I trying real hard to understand what it is you are saying

if the uart cannot find the edge of the start bit and then sample 8
bits
correctly with out more edges to resync the baudrates would have
differ
quite bit, like several %

-Lasse

In article <9rp8unF1i9U1@mid.individual.net>,
alb  <alessandro.basili@cern.ch> wrote:
}On 3/6/2012 2:51 AM, Charles Bryant wrote:
}[...]
.. running rx at much higher clock ...
}This approach is nice if and only if the transmitter does not introduce
}extra gaps in between bytes, which may make your job to take time into
}account a little bit more complex. And the problem is still not solved,
}since the receiver is missing the start bit (transition high-low).

Reading your solution, I think I may have been wrong in my assumption
about how the receiver worked. I assumed that when it missed the start
bit, if another zero bit arrived it would see that (i.e.
level-triggered), rather than needing a 1 and subsequent 0, so indeed
my solution would not work (nor would the suggestion of using two
stop bits).

}Timing the distance between interrupt may be tricky since at 19.2 Kbaud
}a 52us interval is needed for each bit, hence you would need your timer
}to run faster than that...

The ADSP-21020 TCOUNT register runs at the processor clock speed, so
at a typical speed of 20MHz it increments every 50ns. And it can be
read in a single cycle.

} Considering that the fastest interrupt
}service routine introduce ~3.5us of overhead it looks like you won't
}have much more time to spend for the rest of the application.

Unless you're running the processor at a very slow speed you should be
able to make an ISR take a lot less time than that.

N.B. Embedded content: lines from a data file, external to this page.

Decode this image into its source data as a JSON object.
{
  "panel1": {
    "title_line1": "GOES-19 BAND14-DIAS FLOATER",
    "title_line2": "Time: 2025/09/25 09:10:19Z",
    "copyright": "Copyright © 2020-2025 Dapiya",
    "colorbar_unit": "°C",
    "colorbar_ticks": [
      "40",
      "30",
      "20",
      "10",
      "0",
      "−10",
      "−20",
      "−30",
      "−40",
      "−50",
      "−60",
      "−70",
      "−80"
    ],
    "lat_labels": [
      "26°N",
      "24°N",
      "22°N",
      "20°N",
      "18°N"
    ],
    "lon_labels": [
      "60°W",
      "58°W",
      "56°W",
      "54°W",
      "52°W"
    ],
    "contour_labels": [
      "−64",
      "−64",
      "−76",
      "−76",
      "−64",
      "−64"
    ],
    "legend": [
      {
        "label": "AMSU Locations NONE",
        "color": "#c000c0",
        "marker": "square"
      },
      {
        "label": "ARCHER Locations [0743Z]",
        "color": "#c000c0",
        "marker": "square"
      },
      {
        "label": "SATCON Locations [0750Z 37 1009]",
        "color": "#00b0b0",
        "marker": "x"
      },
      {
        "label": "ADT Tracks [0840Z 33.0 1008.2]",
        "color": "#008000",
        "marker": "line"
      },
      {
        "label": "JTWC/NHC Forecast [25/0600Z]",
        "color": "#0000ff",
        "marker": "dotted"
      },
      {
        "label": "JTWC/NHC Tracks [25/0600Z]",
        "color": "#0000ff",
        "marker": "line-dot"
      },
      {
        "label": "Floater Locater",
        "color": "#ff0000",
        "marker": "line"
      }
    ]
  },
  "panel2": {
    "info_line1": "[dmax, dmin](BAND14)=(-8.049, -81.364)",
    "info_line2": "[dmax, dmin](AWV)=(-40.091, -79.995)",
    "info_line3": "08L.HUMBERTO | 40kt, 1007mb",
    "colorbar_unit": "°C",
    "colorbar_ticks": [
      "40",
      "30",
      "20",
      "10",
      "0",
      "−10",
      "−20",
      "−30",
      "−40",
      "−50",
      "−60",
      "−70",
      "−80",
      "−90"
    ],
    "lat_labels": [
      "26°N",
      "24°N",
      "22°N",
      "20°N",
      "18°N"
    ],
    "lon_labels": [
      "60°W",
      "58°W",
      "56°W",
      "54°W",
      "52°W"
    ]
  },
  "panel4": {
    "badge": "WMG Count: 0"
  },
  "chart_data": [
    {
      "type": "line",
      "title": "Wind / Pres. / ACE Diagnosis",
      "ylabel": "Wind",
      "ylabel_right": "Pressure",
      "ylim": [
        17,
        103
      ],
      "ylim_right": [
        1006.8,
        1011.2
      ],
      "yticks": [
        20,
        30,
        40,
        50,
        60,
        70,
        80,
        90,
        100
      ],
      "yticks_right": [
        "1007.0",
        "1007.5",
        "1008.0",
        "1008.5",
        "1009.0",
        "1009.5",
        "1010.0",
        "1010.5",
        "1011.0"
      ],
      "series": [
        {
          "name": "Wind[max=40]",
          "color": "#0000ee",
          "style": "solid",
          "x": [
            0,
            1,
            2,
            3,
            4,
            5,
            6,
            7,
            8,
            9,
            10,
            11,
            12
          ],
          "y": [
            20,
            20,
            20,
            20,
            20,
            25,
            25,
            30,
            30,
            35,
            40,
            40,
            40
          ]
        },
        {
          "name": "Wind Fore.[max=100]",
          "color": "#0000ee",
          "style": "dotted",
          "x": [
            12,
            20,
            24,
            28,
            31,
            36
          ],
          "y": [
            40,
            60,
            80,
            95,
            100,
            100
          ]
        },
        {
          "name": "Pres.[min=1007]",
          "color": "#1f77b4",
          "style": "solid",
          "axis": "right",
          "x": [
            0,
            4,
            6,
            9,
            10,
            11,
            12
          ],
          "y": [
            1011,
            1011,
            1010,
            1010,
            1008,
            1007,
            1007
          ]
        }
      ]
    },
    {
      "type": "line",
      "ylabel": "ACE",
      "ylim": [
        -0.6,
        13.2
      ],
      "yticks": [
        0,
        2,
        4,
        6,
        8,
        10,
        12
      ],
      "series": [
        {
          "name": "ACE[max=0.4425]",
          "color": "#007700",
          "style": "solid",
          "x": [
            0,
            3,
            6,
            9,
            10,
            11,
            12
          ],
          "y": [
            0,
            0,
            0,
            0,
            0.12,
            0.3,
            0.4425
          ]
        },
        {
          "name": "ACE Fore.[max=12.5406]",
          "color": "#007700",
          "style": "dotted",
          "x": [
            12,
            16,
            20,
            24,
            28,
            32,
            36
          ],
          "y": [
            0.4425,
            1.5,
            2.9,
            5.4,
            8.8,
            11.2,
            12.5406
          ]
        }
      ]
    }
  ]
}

}The byte encoding for the character looks like the following:
}                                             ____
}____| st | rs | b0 | b1 | b2 | b3 | sh | cb |
.. rest omitted ...

That looks very good. I'm sure that theoretically it would be possible
to design something with lower overhead, but if you can tolerate that
amount of overhead, it is simple enough to see that it obviously
works, while a more complex solution might have an obscure flaw.